Наконец на новый, шестнадцатый год — а год исчислялся тогда с сентября, — еще раз позвали великого князя к хану.
То был не обычный ханский прием, на каких присутствовало и до сотни разных людей. На совете-диване собрались лишь самые близкие и доверенные Узбеку лица — Кутлук-Тимур и самые видные
Узбек глядел на русского князя будто с сочувствием. Как ни затворено ханское сердце, нравился ему этот русский. И статью своей, и взглядом, в котором не чувствовалось привычного хану раболепства и страха, и тем, что не юлил, как другие, и тем даже, что пытался ограждать свою Русь, и умом, который так редок в людях. Однако знал Узбек: в том, что нравится ему великий князь, для самого князя ничего хорошего нет. Если помощники нужны поподлей, побессовестней да помельче, то что уж говорить о врагах?
Легко держать в подчинении лишь тот народ, который лишен достоинства. Но можно ли позволить такому народу иметь достойных князей? «Конечно, нет, — разумно полагал хан, ласково глядя, словно прощаясь, на великого князя. — Иначе, глядя на достойных князей, и сам народ взбодрится, почует достоинство, а таким народом нельзя уже управлять одной силой».
Пока Михаил был в Орде, многие склоняли Узбека к тому, чтобы избавиться от него. Кутлук-Тимур и прямо настаивал убить Тверского сейчас же. Мол, первый то враг для Орды среди русских. Но хан не спешил. Больно уж чист и ни в чем не замаран оказался тверской князь перед Русью, как белый голубь на синем небе. Такие-то после смерти, бывает, оказываются пострашнее, чем при жизни. Прежде чем убивать, надо его пометить кровью, как дегтем, да густо, чтобы уж не голубем взмыл, а вороном. И есть к тому у хана надежное средство. А еще было б лучше, если бы не татары, но сами русские его и убили. Это при их злобе и зависти устроить не тяжело.

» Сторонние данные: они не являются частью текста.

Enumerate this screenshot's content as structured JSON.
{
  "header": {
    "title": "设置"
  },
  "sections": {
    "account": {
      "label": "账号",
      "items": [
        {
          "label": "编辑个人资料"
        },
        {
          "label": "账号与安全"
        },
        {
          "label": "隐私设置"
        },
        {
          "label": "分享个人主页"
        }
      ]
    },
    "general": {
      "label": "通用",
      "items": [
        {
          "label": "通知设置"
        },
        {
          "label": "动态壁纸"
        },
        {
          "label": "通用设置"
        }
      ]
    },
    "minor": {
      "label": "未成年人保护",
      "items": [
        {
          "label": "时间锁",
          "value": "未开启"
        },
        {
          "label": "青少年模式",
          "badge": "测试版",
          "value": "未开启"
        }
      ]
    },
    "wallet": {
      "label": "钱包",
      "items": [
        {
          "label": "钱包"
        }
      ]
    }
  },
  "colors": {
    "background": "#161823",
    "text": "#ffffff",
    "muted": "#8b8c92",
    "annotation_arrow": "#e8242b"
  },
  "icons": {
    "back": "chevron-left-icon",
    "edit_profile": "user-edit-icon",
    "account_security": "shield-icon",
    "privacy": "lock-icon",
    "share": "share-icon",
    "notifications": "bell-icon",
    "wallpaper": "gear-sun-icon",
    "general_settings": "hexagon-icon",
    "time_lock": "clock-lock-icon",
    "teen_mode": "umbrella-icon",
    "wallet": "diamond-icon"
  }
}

Жизнь человека, даже если он хан, коротка. И прожить ее нужно мудро и бережно. Как девы хранят всякий раз белые одежды от неизбежной крови, так государи должны оберегать будущую по себе память от неизбежной хулы. Чтобы потом, когда призовет к себе божественный Мухаммед, вечное время наслаждаться в его цветущих садах и слушать, как люди на земле славят твои добродетели. Гийас ад-дин Мухаммад Узбек никого не убивает безвинно. Он лишь наказывает.
— Я дам тебе войско, князь. Накажи тех неверных людей — новгородцев.
Будто одаривал, Узбек сиял лучезарной улыбкой.
Слова толмача были внезапны.
— Я не прошу у тебя войска, великий хан.
Выслушав ответ толмача, хан не перестал улыбаться.
Между прочим, Узбек знал, что тверской князь понимает и говорит на куманском наречии, но обращался к нему через гласника. Так ему было удобнее.
— Разве князь отказывается от дружеской помощи милостивого Узбека? — Узбек все так же лучезарно улыбался, покуда улыбкой давая понять, что от дружеской ханской помощи не отказываются.
— Я просил у хана суда с Юрием, а не войска на Новгород, — ответил Михаил Ярославич.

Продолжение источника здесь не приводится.